Santa Gema Galgani, Jules Ernest Livernois

Gema Galgani passou por sofrimentos desde a sua tenra idade. Tinha apenas sete anos quando sua mãe faleceu; mas, a sua família foi atingida ainda por outros lutos: a morte do irmão Gino, seminarista, e depois a do pai.

Tendo os irmãos Galgani ficado à beira da miséria, Gema foi acolhida por uma tia. Sofrendo por algumas enfermidades, como osteíte nas vértebras lombares e mastoidite, ficou acamada por vários meses. No interim, leu a biografia de São Gabriel de Nossa Senhora das Dores, pela qual ficou muito impressionada.

Transcorria o ano de 1899, quando Gema recuperou a saúde, após invocar a intercessão de Santa Margarida Maria Alacoque e fazer uma novena.

Amor a Jesus e dom dos estigmas

A jovem Gema sentia profundamente o desejo de consagrar-se ao Senhor, mas, por diversos motivos, não conseguiu ser religiosa claustral. Isto, porém, não lhe impediu mergulhar na contemplação de Jesus Crucificado.

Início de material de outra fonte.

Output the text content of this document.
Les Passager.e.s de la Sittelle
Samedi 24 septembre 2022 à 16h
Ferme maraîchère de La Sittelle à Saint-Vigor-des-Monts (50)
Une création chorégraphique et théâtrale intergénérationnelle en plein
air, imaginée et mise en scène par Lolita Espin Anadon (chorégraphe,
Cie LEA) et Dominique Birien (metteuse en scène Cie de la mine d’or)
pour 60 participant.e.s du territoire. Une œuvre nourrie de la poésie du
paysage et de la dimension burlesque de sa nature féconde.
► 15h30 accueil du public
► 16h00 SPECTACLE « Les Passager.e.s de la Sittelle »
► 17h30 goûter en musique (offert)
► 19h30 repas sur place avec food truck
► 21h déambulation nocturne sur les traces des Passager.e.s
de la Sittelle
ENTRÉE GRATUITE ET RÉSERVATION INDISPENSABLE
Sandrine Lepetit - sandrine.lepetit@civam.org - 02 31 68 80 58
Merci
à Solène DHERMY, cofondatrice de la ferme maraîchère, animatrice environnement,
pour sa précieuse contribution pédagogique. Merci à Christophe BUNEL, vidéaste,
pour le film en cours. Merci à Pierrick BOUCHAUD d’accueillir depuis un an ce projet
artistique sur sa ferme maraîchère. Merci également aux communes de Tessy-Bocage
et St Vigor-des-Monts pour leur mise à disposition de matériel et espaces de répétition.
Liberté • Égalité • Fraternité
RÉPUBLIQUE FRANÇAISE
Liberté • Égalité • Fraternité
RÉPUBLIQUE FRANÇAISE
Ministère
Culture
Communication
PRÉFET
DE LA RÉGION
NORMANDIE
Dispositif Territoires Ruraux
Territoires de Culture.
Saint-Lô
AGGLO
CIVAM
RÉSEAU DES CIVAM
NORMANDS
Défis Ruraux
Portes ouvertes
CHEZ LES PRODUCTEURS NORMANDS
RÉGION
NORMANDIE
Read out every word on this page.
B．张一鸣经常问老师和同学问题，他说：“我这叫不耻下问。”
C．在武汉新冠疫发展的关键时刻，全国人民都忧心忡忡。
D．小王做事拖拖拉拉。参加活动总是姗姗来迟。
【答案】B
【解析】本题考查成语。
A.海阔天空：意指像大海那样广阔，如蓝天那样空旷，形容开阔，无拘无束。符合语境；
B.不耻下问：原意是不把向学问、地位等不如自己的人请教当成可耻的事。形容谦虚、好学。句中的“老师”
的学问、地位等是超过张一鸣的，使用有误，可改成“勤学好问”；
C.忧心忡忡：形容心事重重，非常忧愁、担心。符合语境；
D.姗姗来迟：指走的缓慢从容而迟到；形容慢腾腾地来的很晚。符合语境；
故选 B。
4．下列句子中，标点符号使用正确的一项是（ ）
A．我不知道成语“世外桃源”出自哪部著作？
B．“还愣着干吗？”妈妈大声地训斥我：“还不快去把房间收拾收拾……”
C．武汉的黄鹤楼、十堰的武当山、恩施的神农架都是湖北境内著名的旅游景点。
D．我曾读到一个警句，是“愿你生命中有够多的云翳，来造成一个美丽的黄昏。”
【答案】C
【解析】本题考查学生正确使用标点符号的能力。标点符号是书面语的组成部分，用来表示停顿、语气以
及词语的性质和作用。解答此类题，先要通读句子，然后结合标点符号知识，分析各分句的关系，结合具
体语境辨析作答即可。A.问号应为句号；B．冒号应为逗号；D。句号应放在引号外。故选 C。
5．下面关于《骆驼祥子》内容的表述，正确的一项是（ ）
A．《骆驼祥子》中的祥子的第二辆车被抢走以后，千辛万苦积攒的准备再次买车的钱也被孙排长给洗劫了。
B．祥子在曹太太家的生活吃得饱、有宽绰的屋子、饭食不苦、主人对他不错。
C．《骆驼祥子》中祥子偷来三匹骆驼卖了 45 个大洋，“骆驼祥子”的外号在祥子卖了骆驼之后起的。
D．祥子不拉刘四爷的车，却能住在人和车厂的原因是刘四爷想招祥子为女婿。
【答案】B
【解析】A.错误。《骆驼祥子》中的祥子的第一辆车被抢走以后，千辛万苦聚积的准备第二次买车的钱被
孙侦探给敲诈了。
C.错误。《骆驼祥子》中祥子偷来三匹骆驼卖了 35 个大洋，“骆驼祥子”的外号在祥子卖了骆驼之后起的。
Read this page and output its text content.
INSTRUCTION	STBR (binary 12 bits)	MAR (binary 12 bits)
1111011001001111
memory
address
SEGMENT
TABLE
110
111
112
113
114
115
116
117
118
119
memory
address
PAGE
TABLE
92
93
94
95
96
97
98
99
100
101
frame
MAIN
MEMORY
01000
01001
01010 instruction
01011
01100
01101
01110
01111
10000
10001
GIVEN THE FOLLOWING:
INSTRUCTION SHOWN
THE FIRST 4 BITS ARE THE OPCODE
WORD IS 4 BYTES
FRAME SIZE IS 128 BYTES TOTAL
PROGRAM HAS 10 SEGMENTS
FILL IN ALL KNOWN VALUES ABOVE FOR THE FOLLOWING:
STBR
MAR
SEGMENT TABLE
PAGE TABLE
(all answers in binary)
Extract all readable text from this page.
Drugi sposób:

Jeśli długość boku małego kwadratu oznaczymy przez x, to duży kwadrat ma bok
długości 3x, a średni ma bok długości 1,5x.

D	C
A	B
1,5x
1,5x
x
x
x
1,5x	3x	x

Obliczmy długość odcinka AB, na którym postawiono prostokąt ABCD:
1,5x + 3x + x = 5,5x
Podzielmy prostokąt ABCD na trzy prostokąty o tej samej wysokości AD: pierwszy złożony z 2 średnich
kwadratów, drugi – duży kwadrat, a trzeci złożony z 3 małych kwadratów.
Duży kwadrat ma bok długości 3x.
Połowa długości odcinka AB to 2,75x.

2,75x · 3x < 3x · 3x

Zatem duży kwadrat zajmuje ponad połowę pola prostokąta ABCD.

No dia 8 de junho de 1899, Oitava de Corpus Christi e véspera da festa do Sagrado Coração de Jesus, a jovem recebeu os estigmas, que reapareciam, periodicamente, na noite de quinta-feira até às 15 horas de sexta-feira. Por certo período, os estigmas se manifestaram quase todos os dias.

Alguns, porém, expressaram perplexidade sobre a autenticidade destes sinais. Contudo, o Padre Germano Ruoppolo, postulador geral dos Passionistas e grande estudioso de mística, a defendeu.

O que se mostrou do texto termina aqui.